New Wolves coach Tom Thibodeau has the expectation that his star pupil will acclimate to the tough, detail oriented Thibs teaching style. If all goes according to plan it will push Towns into his next step of growth: not just playing the game but thinking it too.
Towns is big in a small league and the best forward to come into the league since Anthony Davis, another Coach Cal product. He has automatic mismatches in nearly every game. He moves like a small forward and has a point guard’s court vision. He makes the simple pass because he is fundamentally sound.
A lot is expected of Towns in his second year. Usually it takes a talented player three years to vault into the superstardom rare air. Towns is expected to get there in year two because he is playing on a talented though young team with a proven coach, motivated by a long playoff drought.
Seven foot Towns, the son of an African American father who played college ball and a Dominican mother, has excelled every time a challenge has been put in front of him. As a New Jersey high school senior, he was Gatorade Player of the Year. The next year, he was SEC Freshman of the Year. The next year, he was NBA Rookie of the Year. With each new challenge, Towns finds a way to excel, from boy to man to NBA star.
Even with his talent advantage, KAT had the luxury of Kevin Garnett his rookie year. He listened, absorbed, followed and imitated his mentor. It was additional proof that Towns was a willing student as he entered a foreign world, willing to adapt to the culture in order to receive the maximum benefit of Garnett while he still had his guidance.

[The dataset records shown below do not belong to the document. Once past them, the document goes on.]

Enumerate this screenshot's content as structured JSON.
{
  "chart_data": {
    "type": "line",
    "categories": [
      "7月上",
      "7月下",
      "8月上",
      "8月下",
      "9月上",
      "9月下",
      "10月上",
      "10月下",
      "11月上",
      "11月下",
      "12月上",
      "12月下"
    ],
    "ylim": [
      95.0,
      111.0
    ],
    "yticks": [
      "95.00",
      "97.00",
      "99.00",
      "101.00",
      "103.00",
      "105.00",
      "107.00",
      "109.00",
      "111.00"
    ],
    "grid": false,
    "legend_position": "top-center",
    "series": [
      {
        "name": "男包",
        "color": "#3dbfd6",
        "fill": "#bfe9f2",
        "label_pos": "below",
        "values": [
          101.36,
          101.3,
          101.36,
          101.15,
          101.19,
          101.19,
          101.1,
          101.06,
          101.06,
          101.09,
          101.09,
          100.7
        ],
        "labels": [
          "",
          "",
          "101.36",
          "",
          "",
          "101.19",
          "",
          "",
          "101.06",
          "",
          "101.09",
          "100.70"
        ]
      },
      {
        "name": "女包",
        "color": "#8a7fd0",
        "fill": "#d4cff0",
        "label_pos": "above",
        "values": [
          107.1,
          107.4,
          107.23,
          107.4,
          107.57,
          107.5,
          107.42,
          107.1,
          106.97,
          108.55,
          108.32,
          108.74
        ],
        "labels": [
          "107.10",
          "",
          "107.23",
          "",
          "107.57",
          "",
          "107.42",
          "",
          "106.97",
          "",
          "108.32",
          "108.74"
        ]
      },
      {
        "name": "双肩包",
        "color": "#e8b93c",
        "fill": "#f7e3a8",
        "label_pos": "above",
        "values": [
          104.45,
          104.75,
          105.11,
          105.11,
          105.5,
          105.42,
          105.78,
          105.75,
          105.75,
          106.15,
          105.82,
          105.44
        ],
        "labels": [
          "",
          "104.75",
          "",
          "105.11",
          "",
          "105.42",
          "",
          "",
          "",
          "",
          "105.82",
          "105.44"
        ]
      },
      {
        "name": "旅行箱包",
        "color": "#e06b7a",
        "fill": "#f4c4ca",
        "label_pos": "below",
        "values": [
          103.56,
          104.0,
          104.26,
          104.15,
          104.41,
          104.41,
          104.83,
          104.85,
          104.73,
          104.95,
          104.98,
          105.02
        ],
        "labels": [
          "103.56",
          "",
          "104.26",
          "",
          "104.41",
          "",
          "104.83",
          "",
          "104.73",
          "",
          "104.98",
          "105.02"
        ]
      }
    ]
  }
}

Here is where we are. The clock is ticking on the super talents of LeBron James. He has 3-4 years left at this level and then he will begin to descend like ever other great player before him and the league will shift towards Karl-Anthony Towns, if he lives up to his promise. It has happened before, that great rookie hype. But in a cautionary tale, achievement led to injuries or a wrong mental attitude or things just going awry. The things just going awry part is a familiar Timberwolves story.
The GM’s think Towns is the future, the LeBron torch carrier. Anyone who saw Towns play last year thinks the very same thing. Every game he plays, Towns has a built in advantage. Does he have the mental will? Does he want to be great?
The NBA can be cruel to the weak hearted and the thin skinned. Charles Oakley famously repeated, “No Boys Allowed.” Last season Karl-Anthony Towns played a man’s game and was skilled and confident at it. Year two is here. He is supposed to be better. That is his promise. It is up to him to fulfill it. No boys allowed.